Pickering – Duffins Creek (371 Whitevale Road, Pickering.)
See salmon making their way up on Duffins Creek.
A great venue is the Seaton Trail from Whitevale Park that meanders by the Whitevale Dam where you can see Salmon jumping up the dam. The trail can be accessed from the south end of Whitevale Park or the northeast side of the Whitevale Bridge. The Seaton Trail follows West Duffins Creek and stretches from Highway 7 in Green River through Whitevale, beneath the Taunton Road Bridge, and terminates at the 3rd Concession near Brock Road.
Greenwood Conservation Area trail (Ajax) along Duffins Creek is another great location to view the Salmon.
Bowmanville – Bowmanville Creek (35 Roenigk Drive, Bowmanville)
Bowmanville Creek fish ladderlocated along wheelchair-accessible trail Bowmanville Creek Trail (at 35 Roenigk Drive, Bowmanville) gives you another opportunity to see these awesome fish journey over the fish ladder.

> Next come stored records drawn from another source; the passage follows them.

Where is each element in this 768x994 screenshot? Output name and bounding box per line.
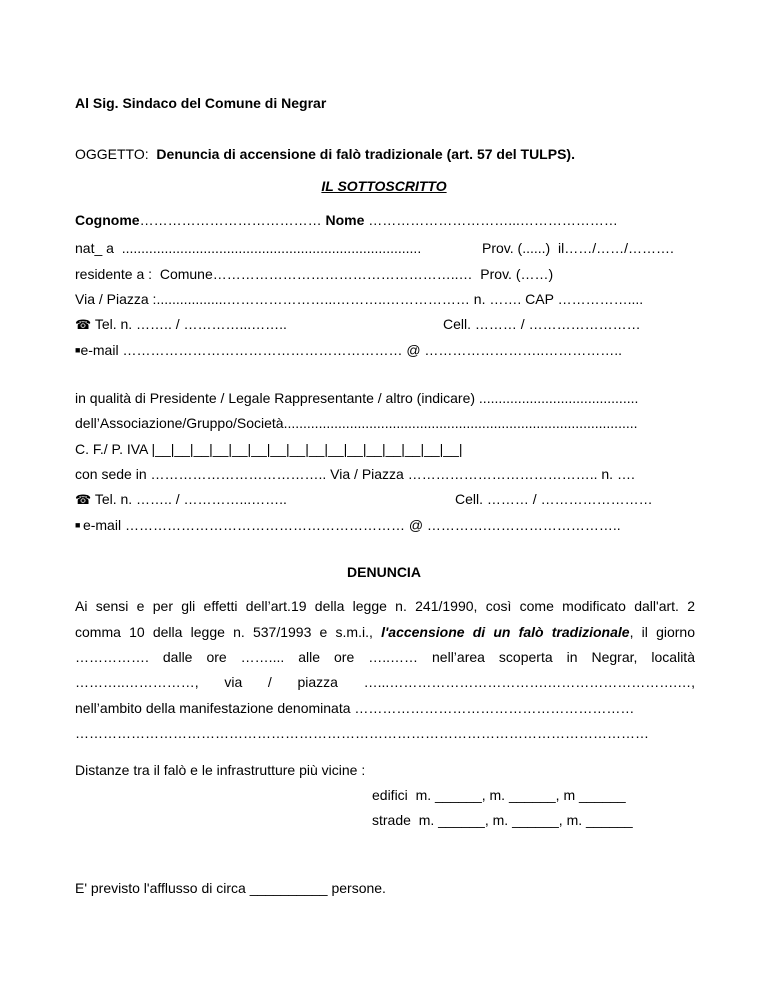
cognome-field[interactable]: ………………………………… <box>139 212 322 228</box>
nome-label: Nome <box>321 212 365 228</box>
email-line[interactable] <box>75 342 622 358</box>
body-line-1: Ai sensi e per gli effetti dell’art.19 della legge n. 241/1990, così come modificato dall'art. 2 <box>75 598 695 614</box>
nato-field[interactable]: nat_ a ............................................................................. <box>75 240 422 256</box>
recipient-line: Al Sig. Sindaco del Comune di Negrar <box>75 95 327 111</box>
cf-piva-line[interactable] <box>75 441 463 457</box>
email-field[interactable]: e-mail …………………………………………………… @ ……………………..…………….. <box>80 342 622 358</box>
body-line-6[interactable]: …………………………………………………………………………………………………………… <box>75 725 649 741</box>
tel-field[interactable]: Tel. n. …….. / …………...…….. <box>94 316 287 332</box>
qualita-field[interactable]: in qualità di Presidente / Legale Rappresentante / altro (indicare) ......................................... <box>75 390 639 406</box>
cognome-label: Cognome <box>75 212 140 228</box>
section-title: IL SOTTOSCRITTO <box>321 178 447 194</box>
nome-field[interactable]: …………………………...………………… <box>364 212 618 228</box>
body-line-4[interactable]: ………..……………, via / piazza …...…………………………….……………………….…, <box>75 674 695 690</box>
phone-icon: ☎ <box>75 317 95 332</box>
company-tel-field[interactable]: Tel. n. …….. / …………...…….. <box>94 491 287 507</box>
company-tel-line[interactable] <box>75 491 287 508</box>
cognome-nome-line[interactable] <box>75 212 618 228</box>
associazione-field[interactable]: dell’Associazione/Gruppo/Società........................................................................................... <box>75 415 638 431</box>
body-line-2 <box>75 624 695 640</box>
denuncia-title: DENUNCIA <box>347 564 421 580</box>
tel-line[interactable] <box>75 316 287 333</box>
cf-label: C. F./ P. IVA <box>75 441 152 457</box>
cf-boxes-field[interactable]: |__|__|__|__|__|__|__|__|__|__|__|__|__|__|__|__| <box>151 441 463 457</box>
via-field[interactable]: Via / Piazza :..................…………………...………..……………… n. ……. CAP …………….... <box>75 291 644 307</box>
company-email-line[interactable] <box>75 517 621 533</box>
nato-prov-date-field[interactable]: Prov. (......) il……/……/………. <box>482 240 674 256</box>
body-line-2-bold: l'accensione di un falò tradizionale <box>381 624 630 640</box>
phone-icon: ☎ <box>75 492 95 507</box>
distanze-strade-field[interactable]: strade m. ______, m. ______, m. ______ <box>372 812 633 828</box>
body-line-2-start: comma 10 della legge n. 537/1993 e s.m.i., <box>75 624 382 640</box>
bullet-icon: ■ <box>75 345 81 355</box>
body-line-5[interactable]: nell’ambito della manifestazione denominata …………………………………………………… <box>75 700 635 716</box>
distanze-edifici-field[interactable]: edifici m. ______, m. ______, m ______ <box>372 787 626 803</box>
afflusso-field[interactable]: E' previsto l'afflusso di circa __________ persone. <box>75 880 386 896</box>
company-cell-field[interactable]: Cell. ……… / …………………… <box>455 491 653 507</box>
cell-field[interactable]: Cell. ……… / …………………… <box>443 316 641 332</box>
distanze-title: Distanze tra il falò e le infrastrutture più vicine : <box>75 762 366 778</box>
company-email-field[interactable]: e-mail …………………………………………………… @ ………….……………………….. <box>82 517 621 533</box>
subject-text: Denuncia di accensione di falò tradizionale (art. 57 del TULPS). <box>156 146 575 162</box>
body-line-2-end: , il giorno <box>629 624 695 640</box>
subject-label: OGGETTO: <box>75 146 157 162</box>
subject-line <box>75 146 575 162</box>
bullet-icon: ■ <box>75 520 83 530</box>
residente-field[interactable]: residente a : Comune……………………………………………..… Prov. (……) <box>75 266 554 282</box>
body-line-3[interactable]: ……………. dalle ore …….... alle ore …..…… nell’area scoperta in Negrar, località <box>75 649 695 665</box>
sede-field[interactable]: con sede in ……………………………….. Via / Piazza ………………………………….. n. …. <box>75 466 635 482</box>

Port Hope – Ganaraska River
Exit Hwy 401 at exit 464 and head to Jocelyn Street, turn right and follow it until you meet the Ganaraska River where you can experience the wonder of migration.
Ganaraska River that runs through Port Hope is one of the best places to watch silvery coho salmon and migratory brown trout jump up the fish ladder – Ganaraska River Fishway, which was constructed to help fish get past Corbett’s Dam.
Fishing is prohibitedon the Ganaraska River between the hours of 8 p.m. and 6 a.m. from Aug. 15 to Sept. 30 from the Robertson Street Bridge to the Jocelyn Street Bridge.
For 2020 due to COVID-19: Access to the Ganaraska River is restricted during the salmon migration. Temporary closures include all lands and parks, under ownership of the Municipality, that border the Ganaraska River, effective September 2, 2020 until October 15, 2020. Ganaraska Millennium Conservation area, the Port Hope Conservation Area and Sylvan Glen Conservation area is closed from August 28 – October 1, 2020.
Other Places: If you really want an in-depth experience and a wonderful “Salmon” themed Fall getaway, visit Owen Sound.